En ningún momento se contempla al hijo, nasciturus o ya nacido, como una persona, por tanto, como sujeto de derechos humanos, el primero de los cuales es el derecho a la vida. Tampoco se hace referencia a la gran dignidad de ser padres, de engendrar y concebir a una vida a la que acogen con amor y solicitud, primero en el claustro materno, después en el ámbito cálido de un hogar.
Se podría aducir que son un grupo de mujeres que no han conocido el amor, pero sabemos que Lola y Bruno se quieren y son felices juntos.
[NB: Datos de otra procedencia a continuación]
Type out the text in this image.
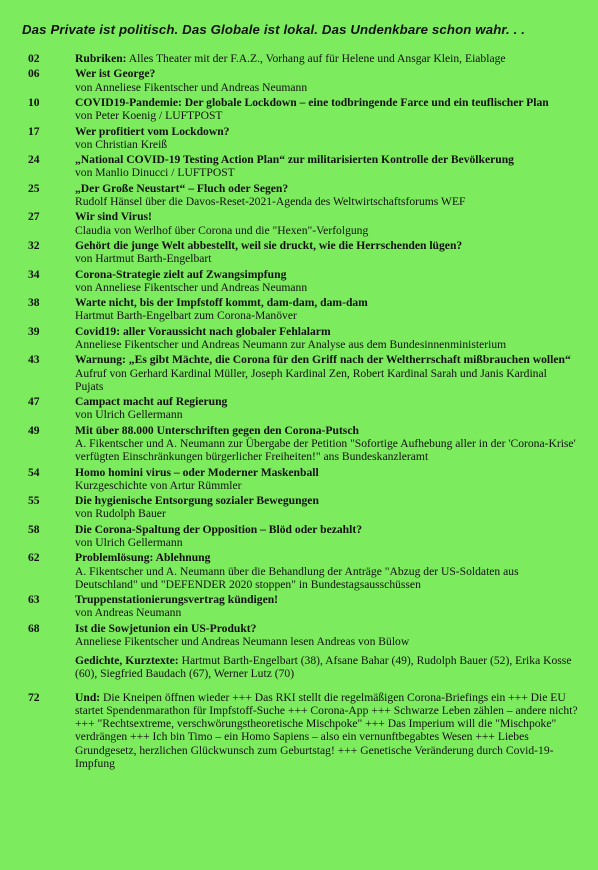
Das Private ist politisch. Das Globale ist lokal. Das Undenkbare schon wahr. . .
02	Rubriken: Alles Theater mit der F.A.Z., Vorhang auf für Helene und Ansgar Klein, Eiablage
06	Wer ist George?
von Anneliese Fikentscher und Andreas Neumann
10	COVID19-Pandemie: Der globale Lockdown – eine todbringende Farce und ein teuflischer Plan
von Peter Koenig / LUFTPOST
17	Wer profitiert vom Lockdown?
von Christian Kreiß
24	„National COVID-19 Testing Action Plan“ zur militarisierten Kontrolle der Bevölkerung
von Manlio Dinucci / LUFTPOST
25	„Der Große Neustart“ – Fluch oder Segen?
Rudolf Hänsel über die Davos-Reset-2021-Agenda des Weltwirtschaftsforums WEF
27	Wir sind Virus!
Claudia von Werlhof über Corona und die "Hexen"-Verfolgung
32	Gehört die junge Welt abbestellt, weil sie druckt, wie die Herrschenden lügen?
von Hartmut Barth-Engelbart
34	Corona-Strategie zielt auf Zwangsimpfung
von Anneliese Fikentscher und Andreas Neumann
38	Warte nicht, bis der Impfstoff kommt, dam-dam, dam-dam
Hartmut Barth-Engelbart zum Corona-Manöver
39	Covid19: aller Voraussicht nach globaler Fehlalarm
Anneliese Fikentscher und Andreas Neumann zur Analyse aus dem Bundesinnenministerium
43	Warnung: „Es gibt Mächte, die Corona für den Griff nach der Weltherrschaft mißbrauchen wollen“
Aufruf von Gerhard Kardinal Müller, Joseph Kardinal Zen, Robert Kardinal Sarah und Janis Kardinal Pujats
47	Campact macht auf Regierung
von Ulrich Gellermann
49	Mit über 88.000 Unterschriften gegen den Corona-Putsch
A. Fikentscher und A. Neumann zur Übergabe der Petition "Sofortige Aufhebung aller in der 'Corona-Krise' verfügten Einschränkungen bürgerlicher Freiheiten!" ans Bundeskanzleramt
54	Homo homini virus – oder Moderner Maskenball
Kurzgeschichte von Artur Rümmler
55	Die hygienische Entsorgung sozialer Bewegungen
von Rudolph Bauer
58	Die Corona-Spaltung der Opposition – Blöd oder bezahlt?
von Ulrich Gellermann
62	Problemlösung: Ablehnung
A. Fikentscher und A. Neumann über die Behandlung der Anträge "Abzug der US-Soldaten aus Deutschland" und "DEFENDER 2020 stoppen" in Bundestagsausschüssen
63	Truppenstationierungsvertrag kündigen!
von Andreas Neumann
68	Ist die Sowjetunion ein US-Produkt?
Anneliese Fikentscher und Andreas Neumann lesen Andreas von Bülow
Gedichte, Kurztexte: Hartmut Barth-Engelbart (38), Afsane Bahar (49), Rudolph Bauer (52), Erika Kosse (60), Siegfried Baudach (67), Werner Lutz (70)
72	Und: Die Kneipen öffnen wieder +++ Das RKI stellt die regelmäßigen Corona-Briefings ein +++ Die EU startet Spendenmarathon für Impfstoff-Suche +++ Corona-App +++ Schwarze Leben zählen – andere nicht? +++ "Rechtsextreme, verschwörungstheoretische Mischpoke" +++ Das Imperium will die "Mischpoke" verdrängen +++ Ich bin Timo – ein Homo Sapiens – also ein vernunftbegabtes Wesen +++ Liebes Grundgesetz, herzlichen Glückwunsch zum Geburtstag! +++ Genetische Veränderung durch Covid-19-Impfung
La realidad es que el conflicto de cada una de ellas gira solamente en torno a sus deseos o frustraciones, a sus apetencias o a las dificultades que tienen que afrontar. Salvo Bruno, el padre es el gran ausente de las respectivas historias de esas mujeres. Es como si el niño fuera un juguete más o menos apetecible para unas o algo sobrevenido a la vida para otras y, en definitiva, una carga para todas.
Cuando se piensa en la posibilidad del aborto, por supuesto no se aborda el problema con los tres factores que intervienen en él: la madre, el padre y el hijo, sino solamente la mujer, como dueña de su cuerpo y con autoridad para decidir sobre la vida o la muerte del ser que lleva dentro.
En los sueños y las pesadillas de Lola, con mujeres que escupen comida para alimentar a polluelos de pájaro en su nido, se liberan el caos y las contradicciones que se están produciendo en su mente, pero cuando recobra la razón fría, lo único que cuenta para ella es la autonomía sobre su cuerpo de mujer y su capacidad reproductiva, sin que le conceda ningún derecho ni el más mínimo valor al ser humano que se está gestando en su interior.
Una película tristísima por lo que supone de cultura de la muerte. Ineludiblemente, como colofón de esas actitudes egocéntricas y cosificadoras de los seres humanos, nos viene a la memoria la frase de madre Terea de Calcuta: «Si una madre puede matar a su propio hijo en su propio seno, ¿qué puede impedir que nos matemos unos a otros?». Estremecedor.